Zeer opmerkelijk is het echter, dat, terwijl van overheidswege in het geval van Gode-onterende alsmede van zede- en zielsverwoestende uitzendingen door de Regering niet wordt ingegrepen, de Minister verleden week wel de bestuursleden van de V.A.R.A. ter verantwoording heeft geroepen, en wel n.a.v. de uitzending van 24 februari, waarbij versieringen werden vertoond, die op het Amsterdamse boekenbal waren afgebeeld. Vooraf zij opgemerkt, dat wij in dezen de V.A.R.A. allerminst in bescherming willen nemen. Ook wij keuren integendeel dergelijke uitzendingen af, maar wel komen wij op tegen het meten met twee maten, zoals hierbij te konstateren valt. Wij dringen er dan ook ten sterkste bij de Minister op aan, niet alleen op te treden t.a.v. uitzendingen waarover de pauselijke internuntius zich bij Minister Luns heeft beklaagd, maar ook t.a.v. andere uitzendingen waarin de zeden worden ondergraven en God door gevloek en lasteringen in Zijn eer wordt aangetast, in het laatste geval zelfs sterker en krachtiger, waar het hier de allerhoogste Majesteit betreft.

Ook over de lektuur en speciaal de pornografie had de fraktie ernstige bezwaren, inzonderheid tegen wat de N. V.S.H, op dit gebied produceert en presteert.

Met de lektuur is het heden ten dage al even bedroevend gesteld als met bepaalde uitzendingen via de radio en de t.v. Schrijvers van boeken waarin godslasteringen en zedenverwording schering en inslag zijn, worden door de Regering met subsidies en staatsprijzen bedeeld. Ook de berucht geworden N.V.S.H, wordt met honderdduizenden uit de staatskas gesubsidieerd. En dat, terwijl door deze vereniging lektuur verkrijgbaar wordt gesteld, die een beslist pornografisch karakter draagt.

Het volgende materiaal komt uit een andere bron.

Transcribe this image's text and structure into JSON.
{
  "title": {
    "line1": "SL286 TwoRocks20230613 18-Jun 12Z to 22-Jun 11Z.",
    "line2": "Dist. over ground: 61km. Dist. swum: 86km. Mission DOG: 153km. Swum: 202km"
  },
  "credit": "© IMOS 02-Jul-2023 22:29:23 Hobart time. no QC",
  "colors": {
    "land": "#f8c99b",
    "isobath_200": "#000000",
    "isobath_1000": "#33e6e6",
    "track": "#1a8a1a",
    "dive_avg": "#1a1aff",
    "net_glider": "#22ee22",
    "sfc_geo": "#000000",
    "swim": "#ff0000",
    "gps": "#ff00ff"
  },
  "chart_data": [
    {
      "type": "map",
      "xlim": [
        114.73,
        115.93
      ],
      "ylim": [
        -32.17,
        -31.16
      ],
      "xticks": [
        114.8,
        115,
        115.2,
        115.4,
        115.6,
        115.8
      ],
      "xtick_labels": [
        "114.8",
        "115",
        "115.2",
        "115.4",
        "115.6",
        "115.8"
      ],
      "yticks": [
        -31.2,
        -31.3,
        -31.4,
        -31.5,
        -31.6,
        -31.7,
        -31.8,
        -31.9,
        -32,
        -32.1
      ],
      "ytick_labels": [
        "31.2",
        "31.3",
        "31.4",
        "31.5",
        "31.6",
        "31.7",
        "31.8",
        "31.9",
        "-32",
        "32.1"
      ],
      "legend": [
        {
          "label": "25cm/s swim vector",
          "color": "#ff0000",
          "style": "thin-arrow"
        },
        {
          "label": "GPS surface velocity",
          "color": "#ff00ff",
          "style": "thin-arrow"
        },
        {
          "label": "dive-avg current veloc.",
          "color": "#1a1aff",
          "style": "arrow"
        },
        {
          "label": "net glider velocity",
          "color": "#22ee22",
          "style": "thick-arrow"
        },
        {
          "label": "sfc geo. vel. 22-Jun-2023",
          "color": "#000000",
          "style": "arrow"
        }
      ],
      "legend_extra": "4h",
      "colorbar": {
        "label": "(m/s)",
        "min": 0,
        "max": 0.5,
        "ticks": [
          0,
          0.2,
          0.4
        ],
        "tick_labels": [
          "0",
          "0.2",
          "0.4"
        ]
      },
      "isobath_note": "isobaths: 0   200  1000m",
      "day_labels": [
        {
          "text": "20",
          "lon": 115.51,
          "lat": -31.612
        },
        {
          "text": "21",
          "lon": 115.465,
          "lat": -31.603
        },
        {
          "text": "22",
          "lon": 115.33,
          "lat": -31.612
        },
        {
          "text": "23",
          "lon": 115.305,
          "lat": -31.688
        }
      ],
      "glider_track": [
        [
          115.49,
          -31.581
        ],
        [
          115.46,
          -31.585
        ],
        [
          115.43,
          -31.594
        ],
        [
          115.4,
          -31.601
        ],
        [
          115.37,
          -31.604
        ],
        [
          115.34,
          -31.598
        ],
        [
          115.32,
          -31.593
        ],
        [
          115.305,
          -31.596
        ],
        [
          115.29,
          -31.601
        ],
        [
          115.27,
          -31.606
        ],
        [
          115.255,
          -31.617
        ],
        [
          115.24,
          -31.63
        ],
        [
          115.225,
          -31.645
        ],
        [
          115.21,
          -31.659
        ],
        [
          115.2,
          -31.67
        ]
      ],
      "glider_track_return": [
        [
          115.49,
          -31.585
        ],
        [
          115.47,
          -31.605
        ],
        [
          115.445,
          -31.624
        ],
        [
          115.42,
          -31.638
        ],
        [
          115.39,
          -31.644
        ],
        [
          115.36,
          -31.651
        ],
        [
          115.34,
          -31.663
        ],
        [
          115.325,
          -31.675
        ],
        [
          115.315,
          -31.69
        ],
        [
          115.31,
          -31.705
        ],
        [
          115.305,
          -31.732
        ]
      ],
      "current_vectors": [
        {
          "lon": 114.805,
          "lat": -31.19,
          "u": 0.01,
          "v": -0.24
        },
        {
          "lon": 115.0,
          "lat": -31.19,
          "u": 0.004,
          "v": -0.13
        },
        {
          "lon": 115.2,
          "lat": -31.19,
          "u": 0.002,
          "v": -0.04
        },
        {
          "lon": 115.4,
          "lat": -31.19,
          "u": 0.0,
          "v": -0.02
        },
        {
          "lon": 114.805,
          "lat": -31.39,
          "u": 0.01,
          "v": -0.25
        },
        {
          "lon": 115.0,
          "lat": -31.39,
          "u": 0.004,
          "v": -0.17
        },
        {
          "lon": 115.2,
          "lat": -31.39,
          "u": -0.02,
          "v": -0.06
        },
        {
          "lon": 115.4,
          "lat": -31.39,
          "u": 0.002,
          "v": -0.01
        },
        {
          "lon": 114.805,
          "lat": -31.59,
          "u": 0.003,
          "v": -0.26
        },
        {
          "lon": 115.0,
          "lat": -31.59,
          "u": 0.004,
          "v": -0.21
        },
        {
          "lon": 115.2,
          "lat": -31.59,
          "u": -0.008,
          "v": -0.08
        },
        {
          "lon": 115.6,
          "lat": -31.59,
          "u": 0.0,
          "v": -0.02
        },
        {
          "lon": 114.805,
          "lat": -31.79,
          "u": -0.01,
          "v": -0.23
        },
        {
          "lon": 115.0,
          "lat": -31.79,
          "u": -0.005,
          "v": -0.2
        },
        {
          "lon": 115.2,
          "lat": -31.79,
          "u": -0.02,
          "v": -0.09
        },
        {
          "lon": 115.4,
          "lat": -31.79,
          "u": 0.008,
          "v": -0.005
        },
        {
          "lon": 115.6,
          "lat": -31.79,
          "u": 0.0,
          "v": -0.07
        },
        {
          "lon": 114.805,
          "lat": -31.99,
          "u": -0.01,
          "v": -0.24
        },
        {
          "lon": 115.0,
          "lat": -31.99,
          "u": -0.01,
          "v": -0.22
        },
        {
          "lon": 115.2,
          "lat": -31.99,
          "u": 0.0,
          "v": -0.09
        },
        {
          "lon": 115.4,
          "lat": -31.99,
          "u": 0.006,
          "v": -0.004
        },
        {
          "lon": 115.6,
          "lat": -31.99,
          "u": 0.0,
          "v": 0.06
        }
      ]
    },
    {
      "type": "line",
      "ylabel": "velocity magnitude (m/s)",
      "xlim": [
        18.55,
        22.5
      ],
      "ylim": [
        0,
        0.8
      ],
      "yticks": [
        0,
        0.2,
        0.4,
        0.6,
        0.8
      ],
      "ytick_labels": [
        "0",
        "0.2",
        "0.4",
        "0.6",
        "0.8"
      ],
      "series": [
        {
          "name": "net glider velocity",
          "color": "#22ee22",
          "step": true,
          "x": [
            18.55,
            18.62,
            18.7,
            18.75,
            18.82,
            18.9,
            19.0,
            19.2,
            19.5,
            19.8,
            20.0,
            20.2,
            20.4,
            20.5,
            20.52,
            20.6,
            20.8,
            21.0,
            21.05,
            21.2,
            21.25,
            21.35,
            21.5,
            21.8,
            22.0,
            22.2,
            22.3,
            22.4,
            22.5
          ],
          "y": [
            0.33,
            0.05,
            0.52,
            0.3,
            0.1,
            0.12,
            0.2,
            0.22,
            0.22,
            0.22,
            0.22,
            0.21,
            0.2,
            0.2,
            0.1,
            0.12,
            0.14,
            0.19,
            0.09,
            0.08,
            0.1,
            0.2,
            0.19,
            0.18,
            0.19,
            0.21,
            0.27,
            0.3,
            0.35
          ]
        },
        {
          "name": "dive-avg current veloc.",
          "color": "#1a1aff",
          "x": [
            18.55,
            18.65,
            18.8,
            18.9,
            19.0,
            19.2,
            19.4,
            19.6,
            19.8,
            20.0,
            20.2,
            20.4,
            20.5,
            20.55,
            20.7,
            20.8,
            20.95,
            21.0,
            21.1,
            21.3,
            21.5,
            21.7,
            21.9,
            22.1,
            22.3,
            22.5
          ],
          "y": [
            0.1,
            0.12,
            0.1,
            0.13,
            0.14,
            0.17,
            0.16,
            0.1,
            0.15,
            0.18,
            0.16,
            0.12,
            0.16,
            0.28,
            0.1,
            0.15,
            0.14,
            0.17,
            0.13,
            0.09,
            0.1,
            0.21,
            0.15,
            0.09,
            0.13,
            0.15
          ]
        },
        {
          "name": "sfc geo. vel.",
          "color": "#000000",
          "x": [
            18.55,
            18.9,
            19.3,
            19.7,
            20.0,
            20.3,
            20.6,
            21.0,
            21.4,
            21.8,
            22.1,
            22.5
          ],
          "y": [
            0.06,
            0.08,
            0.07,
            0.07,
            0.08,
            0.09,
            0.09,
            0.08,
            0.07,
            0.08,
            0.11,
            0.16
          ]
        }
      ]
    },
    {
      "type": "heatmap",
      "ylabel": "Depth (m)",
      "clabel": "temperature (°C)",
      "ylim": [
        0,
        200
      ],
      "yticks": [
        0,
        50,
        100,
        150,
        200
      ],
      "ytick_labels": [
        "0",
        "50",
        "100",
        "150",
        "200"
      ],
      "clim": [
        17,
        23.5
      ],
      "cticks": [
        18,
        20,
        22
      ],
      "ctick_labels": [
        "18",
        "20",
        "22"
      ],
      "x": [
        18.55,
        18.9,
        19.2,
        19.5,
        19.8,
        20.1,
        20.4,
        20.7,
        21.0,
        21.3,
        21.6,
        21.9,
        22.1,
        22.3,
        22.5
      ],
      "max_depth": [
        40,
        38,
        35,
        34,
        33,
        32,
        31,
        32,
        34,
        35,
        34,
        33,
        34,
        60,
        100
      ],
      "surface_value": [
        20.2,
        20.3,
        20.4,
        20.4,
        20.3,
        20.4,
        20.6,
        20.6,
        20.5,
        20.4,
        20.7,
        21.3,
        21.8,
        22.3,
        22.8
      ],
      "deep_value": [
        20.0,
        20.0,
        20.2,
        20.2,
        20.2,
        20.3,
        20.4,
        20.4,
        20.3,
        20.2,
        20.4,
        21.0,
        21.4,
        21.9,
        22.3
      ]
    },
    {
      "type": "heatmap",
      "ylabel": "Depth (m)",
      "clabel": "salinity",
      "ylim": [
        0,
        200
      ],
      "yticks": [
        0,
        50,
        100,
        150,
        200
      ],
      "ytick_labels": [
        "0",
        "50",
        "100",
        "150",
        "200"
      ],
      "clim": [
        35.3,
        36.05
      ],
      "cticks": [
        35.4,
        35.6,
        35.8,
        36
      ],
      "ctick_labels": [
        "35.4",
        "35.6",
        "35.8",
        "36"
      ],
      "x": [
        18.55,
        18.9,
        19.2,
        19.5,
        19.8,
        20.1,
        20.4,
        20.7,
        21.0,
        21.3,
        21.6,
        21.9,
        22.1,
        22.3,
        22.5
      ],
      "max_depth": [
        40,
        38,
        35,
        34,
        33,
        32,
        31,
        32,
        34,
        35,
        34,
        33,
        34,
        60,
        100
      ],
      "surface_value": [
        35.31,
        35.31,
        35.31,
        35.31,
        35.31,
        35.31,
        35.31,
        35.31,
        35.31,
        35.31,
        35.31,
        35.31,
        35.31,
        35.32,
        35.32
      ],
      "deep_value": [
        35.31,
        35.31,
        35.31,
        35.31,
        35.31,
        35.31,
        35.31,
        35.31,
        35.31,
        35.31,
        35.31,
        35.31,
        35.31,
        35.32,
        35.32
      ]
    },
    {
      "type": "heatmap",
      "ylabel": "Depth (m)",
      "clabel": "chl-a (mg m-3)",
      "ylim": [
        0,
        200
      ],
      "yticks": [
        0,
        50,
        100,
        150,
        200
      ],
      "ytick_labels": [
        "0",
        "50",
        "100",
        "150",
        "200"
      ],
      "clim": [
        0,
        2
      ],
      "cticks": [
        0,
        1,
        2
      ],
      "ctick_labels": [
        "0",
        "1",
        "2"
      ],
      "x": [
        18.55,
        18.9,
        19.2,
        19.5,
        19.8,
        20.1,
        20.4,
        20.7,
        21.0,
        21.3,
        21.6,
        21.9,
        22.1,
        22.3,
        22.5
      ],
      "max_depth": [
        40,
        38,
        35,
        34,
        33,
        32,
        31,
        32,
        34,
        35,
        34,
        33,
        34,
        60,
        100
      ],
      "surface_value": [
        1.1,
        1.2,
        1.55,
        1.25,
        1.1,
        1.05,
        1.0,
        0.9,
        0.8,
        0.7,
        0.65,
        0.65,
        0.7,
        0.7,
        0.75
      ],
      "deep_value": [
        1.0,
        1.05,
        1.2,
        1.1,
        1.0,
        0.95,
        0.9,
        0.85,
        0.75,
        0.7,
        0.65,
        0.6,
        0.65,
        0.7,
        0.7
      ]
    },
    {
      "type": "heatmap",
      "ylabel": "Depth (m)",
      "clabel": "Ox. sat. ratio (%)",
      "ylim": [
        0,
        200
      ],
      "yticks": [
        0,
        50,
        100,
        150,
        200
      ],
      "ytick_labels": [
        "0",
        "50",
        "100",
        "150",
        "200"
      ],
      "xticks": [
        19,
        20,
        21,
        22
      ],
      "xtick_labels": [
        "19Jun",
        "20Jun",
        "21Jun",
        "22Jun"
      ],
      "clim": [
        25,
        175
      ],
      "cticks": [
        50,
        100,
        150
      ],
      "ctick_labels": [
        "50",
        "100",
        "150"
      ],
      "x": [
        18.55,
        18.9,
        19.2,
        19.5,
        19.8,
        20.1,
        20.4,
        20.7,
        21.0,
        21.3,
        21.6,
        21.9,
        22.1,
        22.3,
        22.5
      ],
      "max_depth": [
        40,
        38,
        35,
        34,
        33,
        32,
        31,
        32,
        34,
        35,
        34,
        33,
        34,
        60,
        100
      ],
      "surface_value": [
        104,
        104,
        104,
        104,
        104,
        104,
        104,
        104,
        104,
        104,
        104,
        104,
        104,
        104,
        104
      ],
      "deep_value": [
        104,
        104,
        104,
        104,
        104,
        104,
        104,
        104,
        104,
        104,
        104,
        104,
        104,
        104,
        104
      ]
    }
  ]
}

Niet lang geleden werd procesverbaal tegen deze instelling opgemaakt, terwijl twee drukkerijen hebben geweigerd, bepaalde nummers van het orgaan van de N.V.S.H. te drukken vanwege de pornografische inhoud.

En verleden week vermeldden de dagbladen, dat de N.V.S.H. van de Utrechtse politierechter en de officier van justitie te Utrecht een sterk afkeurende terechtwijzing heeft gekregen over een koUektie prenten, die met toestemming van het hoofdbestuur van de N.V.S.H. tijdens de tweede „Flight to lowlands paradise" in de N.V.S.H .-stand op de Jaarbeurs waren opgehangen. De officier zei hiervan:

„Deze expositie stelde niets anders voor dan een poging tot grondige kultuurvernietiging, tot nihilisme en anarchie".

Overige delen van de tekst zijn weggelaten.